The 5-to-3 ruling in a pair of closely-watched cases filed by the city of Miami, Fla., rejected the argument by the Bank of America and Wells Fargo that Congress did not intend to give city governments the right to sue to enforce the federal Fair Housing Act. Congress, the court said, meant to open the federal courthouse to those claiming harms from biased lending or sales practices as wide as the Constitution would allow.
In the majority opinion, written by Justice Stephen G. Breyer, the court said prior rulings it had issued recognized that cities could be harmed by discriminatory housing practices, and it said it was following those precedents, especially since Congress was aware of them when it passed a new version of the housing law in 1988. The new decision appeared to solidify those precedents.

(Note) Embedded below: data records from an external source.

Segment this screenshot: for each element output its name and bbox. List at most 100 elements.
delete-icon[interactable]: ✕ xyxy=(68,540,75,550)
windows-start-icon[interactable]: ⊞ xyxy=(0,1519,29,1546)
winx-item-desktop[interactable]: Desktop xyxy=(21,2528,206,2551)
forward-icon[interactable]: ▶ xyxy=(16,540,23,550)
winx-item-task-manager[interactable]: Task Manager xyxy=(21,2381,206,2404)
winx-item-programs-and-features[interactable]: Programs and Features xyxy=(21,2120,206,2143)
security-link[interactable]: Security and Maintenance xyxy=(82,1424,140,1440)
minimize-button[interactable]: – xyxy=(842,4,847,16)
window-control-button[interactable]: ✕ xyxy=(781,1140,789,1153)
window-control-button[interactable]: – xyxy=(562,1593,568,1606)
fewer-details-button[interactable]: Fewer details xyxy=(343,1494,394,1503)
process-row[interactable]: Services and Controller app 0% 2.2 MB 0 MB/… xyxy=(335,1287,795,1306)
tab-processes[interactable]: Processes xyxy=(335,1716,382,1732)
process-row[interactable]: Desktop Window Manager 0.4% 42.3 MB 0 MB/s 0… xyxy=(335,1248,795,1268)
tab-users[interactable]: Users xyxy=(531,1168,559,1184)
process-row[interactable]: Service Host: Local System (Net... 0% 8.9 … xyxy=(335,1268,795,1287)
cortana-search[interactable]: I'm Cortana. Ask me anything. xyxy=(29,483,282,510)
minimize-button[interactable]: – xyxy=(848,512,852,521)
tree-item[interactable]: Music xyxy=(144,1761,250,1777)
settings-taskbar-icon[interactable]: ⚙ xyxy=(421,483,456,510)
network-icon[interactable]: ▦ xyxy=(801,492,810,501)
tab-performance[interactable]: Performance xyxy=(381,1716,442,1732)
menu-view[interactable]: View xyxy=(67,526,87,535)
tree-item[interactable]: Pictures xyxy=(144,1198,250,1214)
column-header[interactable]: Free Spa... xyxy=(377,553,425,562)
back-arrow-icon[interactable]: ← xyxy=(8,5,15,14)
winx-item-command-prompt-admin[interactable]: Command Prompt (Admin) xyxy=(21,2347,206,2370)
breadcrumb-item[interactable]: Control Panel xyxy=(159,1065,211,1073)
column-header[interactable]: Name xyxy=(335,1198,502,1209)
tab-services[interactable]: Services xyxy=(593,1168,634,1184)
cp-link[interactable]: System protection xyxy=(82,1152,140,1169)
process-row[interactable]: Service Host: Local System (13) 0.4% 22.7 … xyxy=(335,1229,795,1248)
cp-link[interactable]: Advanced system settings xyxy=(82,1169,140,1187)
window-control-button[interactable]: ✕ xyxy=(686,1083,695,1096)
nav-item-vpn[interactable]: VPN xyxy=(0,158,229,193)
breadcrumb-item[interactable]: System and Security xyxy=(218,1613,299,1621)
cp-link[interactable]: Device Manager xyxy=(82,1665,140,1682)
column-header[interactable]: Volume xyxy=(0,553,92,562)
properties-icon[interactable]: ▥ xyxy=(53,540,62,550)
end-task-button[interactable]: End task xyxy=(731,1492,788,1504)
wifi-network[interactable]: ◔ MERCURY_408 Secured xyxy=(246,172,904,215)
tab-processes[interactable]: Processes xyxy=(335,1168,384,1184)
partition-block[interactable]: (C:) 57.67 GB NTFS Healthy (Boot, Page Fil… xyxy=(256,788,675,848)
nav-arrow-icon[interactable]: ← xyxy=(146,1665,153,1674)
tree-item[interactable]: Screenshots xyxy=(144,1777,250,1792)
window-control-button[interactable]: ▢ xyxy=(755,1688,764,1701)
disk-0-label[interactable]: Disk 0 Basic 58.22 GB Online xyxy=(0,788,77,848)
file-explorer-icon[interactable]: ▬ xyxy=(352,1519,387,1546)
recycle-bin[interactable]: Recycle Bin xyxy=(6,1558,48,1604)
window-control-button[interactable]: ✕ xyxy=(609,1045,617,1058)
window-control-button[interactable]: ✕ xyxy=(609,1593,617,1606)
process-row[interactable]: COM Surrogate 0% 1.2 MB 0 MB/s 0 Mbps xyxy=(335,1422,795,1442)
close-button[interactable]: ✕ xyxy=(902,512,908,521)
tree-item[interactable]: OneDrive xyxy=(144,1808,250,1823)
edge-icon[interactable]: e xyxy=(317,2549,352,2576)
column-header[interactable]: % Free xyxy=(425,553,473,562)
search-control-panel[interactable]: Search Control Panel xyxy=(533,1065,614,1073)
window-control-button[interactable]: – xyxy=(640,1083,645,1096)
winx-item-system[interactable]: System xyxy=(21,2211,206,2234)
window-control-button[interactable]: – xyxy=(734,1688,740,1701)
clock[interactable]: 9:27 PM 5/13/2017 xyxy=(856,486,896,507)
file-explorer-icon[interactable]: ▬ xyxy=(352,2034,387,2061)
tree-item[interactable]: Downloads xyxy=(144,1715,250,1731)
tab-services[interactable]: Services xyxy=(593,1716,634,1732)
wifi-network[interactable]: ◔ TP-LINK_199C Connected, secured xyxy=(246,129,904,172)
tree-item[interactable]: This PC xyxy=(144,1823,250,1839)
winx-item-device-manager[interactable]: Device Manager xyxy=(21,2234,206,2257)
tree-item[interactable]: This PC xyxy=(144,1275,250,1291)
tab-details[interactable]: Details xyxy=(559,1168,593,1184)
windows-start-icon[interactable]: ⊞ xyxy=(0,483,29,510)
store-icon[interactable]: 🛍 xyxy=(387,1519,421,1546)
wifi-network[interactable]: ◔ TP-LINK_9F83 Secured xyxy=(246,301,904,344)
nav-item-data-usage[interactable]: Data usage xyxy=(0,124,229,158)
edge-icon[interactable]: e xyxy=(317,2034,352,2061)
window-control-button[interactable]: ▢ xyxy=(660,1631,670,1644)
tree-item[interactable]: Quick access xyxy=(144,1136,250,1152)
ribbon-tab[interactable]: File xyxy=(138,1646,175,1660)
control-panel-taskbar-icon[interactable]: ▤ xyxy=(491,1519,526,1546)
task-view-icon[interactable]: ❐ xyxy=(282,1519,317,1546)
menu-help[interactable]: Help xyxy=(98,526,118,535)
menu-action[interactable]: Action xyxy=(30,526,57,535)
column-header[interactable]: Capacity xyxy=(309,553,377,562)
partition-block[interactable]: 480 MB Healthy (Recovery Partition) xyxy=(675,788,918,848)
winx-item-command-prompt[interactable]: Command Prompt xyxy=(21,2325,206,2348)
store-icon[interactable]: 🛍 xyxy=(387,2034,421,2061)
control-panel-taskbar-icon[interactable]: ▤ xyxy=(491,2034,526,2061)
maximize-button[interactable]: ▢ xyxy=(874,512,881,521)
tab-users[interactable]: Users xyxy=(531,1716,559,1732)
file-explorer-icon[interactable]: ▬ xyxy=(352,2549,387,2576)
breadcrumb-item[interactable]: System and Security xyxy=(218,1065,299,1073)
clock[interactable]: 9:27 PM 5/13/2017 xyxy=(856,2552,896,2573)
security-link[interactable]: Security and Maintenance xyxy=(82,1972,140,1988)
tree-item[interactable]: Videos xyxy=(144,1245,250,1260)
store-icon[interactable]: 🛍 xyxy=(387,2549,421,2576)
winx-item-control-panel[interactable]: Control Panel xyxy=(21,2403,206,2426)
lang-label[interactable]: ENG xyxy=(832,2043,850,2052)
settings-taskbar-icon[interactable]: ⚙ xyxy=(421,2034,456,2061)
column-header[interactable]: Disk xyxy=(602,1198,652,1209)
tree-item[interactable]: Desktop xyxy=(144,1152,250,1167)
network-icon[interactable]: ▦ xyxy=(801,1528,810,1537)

What appeared to be most significant about the decision was the court’s insistence on a tough test that city governments’ lawsuits would have to satisfy. It said a federal appeals court had been wrong in ruling that a string of consequences flowing from biased home financing practices would “foreseeably” hurt the city, as well as the victims of the bias.
In the lawsuits by Miami, the city cited a string of impacts from such discrimination: giving minority customers less favorable mortgage terms would lead to defaults, which would lead to foreclosures, which would lead to vacant houses in minority neighborhoods, which would lead to lower property values causing an impact on city tax revenues and to increased crime in the “blighted” areas of the city.
A federal appeals court had accepted that chain of consequences as sufficient to show that the Miami government was a victim of the lenders’ practices.
The Supreme Court said that was not a sufficiently demanding test of cause-and-effect. It conceded that a violation of the housing act “may be expected to cause ripples of harm to flow,” but it said there was nothing in the law to suggest that Congress “intended to provide a remedy wherever those ripples travel.”
What the law requires, the majority said, was “some direct relation between the injury asserted and the injurious conduct alleged” – in technical legal terms, “proximate cause.” The harm claimed, it added, cannot be only remotely linked to the illegal mortgage practices.
The court chose not to make a final decision on whether Miami had satisfied this newly established test. The appeals court should be first to do that, it said.
The Breyer opinion was supported by Chief Justice John G. Roberts, Jr., and by Justices Ruth Bader Ginsburg, Elena Kagan and Sonia Sotomayor.
Justice Clarence Thomas wrote the dissenting opinion, joined by Justices Samuel A. Alito, Jr., and Anthony M. Kennedy. The dissenters argued that Congress did not intend that cities could sue over violations of the housing law.
The new Justice, Neil M. Gorsuch, did not take part in the ruling, because the cases arose before he joined the bench this month.
(NOTE: This post also appears today on Constitution Daily, the blog of the National Constitution Center in Philadelphia.)